The State and Revolution, by Vladimir Il'ich Lenin


Since the snappily titled credit-crunch and the despotic actions of States around the world to sustain at any cost to workers the banking infrastructure and the workings of the financial markets of Capitalism the statement, "Don't worry about the economy, we don't need it" rings more true now than at any time before in history. And, while it is possible that some might label the statement "Don't worry about the economy, we don't need it" as the wild imaginings and inventions of an idiot, a 'conspiracy theorist', an Anarchist or a Marxist, or any other ad hominem 'insult' du jour -- as undoubtedly some will loudly decry it, and good luck to them all for their time is nearly up - the closing words of this article are given to a man of mental faculty, standing and repute beyond reproach:
Private capital tends to become concentrated in few hands, partly because of competition among the capitalists, and partly because technological development and the increasing division of labor encourage the formation of larger units of production at the expense of smaller ones.
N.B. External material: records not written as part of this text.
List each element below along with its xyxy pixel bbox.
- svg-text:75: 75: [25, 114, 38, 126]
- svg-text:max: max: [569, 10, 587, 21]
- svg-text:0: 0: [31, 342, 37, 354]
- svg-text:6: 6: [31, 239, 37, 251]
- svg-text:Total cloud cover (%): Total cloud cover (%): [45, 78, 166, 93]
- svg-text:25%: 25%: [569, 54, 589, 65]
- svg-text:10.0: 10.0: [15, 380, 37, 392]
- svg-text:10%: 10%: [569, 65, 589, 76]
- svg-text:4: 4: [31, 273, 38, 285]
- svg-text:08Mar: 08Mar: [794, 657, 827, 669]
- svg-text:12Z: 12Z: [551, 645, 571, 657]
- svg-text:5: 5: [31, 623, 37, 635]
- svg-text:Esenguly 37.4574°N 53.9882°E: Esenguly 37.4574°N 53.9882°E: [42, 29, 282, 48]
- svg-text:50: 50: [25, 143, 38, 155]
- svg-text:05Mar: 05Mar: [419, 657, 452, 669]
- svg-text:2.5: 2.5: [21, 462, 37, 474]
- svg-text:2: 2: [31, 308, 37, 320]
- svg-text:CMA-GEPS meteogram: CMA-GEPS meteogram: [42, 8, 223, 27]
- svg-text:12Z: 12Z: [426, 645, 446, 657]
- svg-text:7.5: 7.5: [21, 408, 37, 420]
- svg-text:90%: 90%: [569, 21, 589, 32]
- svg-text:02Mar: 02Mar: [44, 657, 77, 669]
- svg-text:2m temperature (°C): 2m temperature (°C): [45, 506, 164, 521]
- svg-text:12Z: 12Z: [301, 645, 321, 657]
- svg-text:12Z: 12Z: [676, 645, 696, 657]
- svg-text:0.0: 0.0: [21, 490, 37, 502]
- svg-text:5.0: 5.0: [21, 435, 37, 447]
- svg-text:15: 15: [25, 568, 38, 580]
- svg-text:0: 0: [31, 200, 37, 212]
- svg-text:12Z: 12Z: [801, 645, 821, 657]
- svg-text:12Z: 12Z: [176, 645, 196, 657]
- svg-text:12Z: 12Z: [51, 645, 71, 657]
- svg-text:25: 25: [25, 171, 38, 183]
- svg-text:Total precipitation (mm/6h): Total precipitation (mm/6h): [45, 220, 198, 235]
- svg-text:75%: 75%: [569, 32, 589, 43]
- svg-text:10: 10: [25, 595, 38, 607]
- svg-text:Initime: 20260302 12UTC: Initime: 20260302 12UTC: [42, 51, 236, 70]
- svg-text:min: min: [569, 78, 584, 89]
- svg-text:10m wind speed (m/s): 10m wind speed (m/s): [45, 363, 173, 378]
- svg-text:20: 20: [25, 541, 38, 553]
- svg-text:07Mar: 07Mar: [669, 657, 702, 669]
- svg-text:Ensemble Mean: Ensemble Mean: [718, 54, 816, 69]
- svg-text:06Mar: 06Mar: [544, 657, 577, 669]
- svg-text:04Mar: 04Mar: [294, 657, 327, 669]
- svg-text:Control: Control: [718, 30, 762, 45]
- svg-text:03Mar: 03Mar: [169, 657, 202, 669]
The result of these developments is an oligarchy of private capital the enormous power of which cannot be effectively checked even by a democratically organized political society. This is true since the members of legislative bodies are selected by political parties, largely financed or otherwise influenced by private capitalists who, for all practical purposes, separate the electorate from the legislature. The consequence is that the representatives of the people do not in fact sufficiently protect the interests of the underprivileged sections of the population. Moreover, under existing conditions, private capitalists inevitably control, directly or indirectly, the main sources of information (press, radio, education). It is thus extremely difficult, and indeed in most cases quite impossible, for the individual citizen to come to objective conclusions and to make intelligent use of his political rights.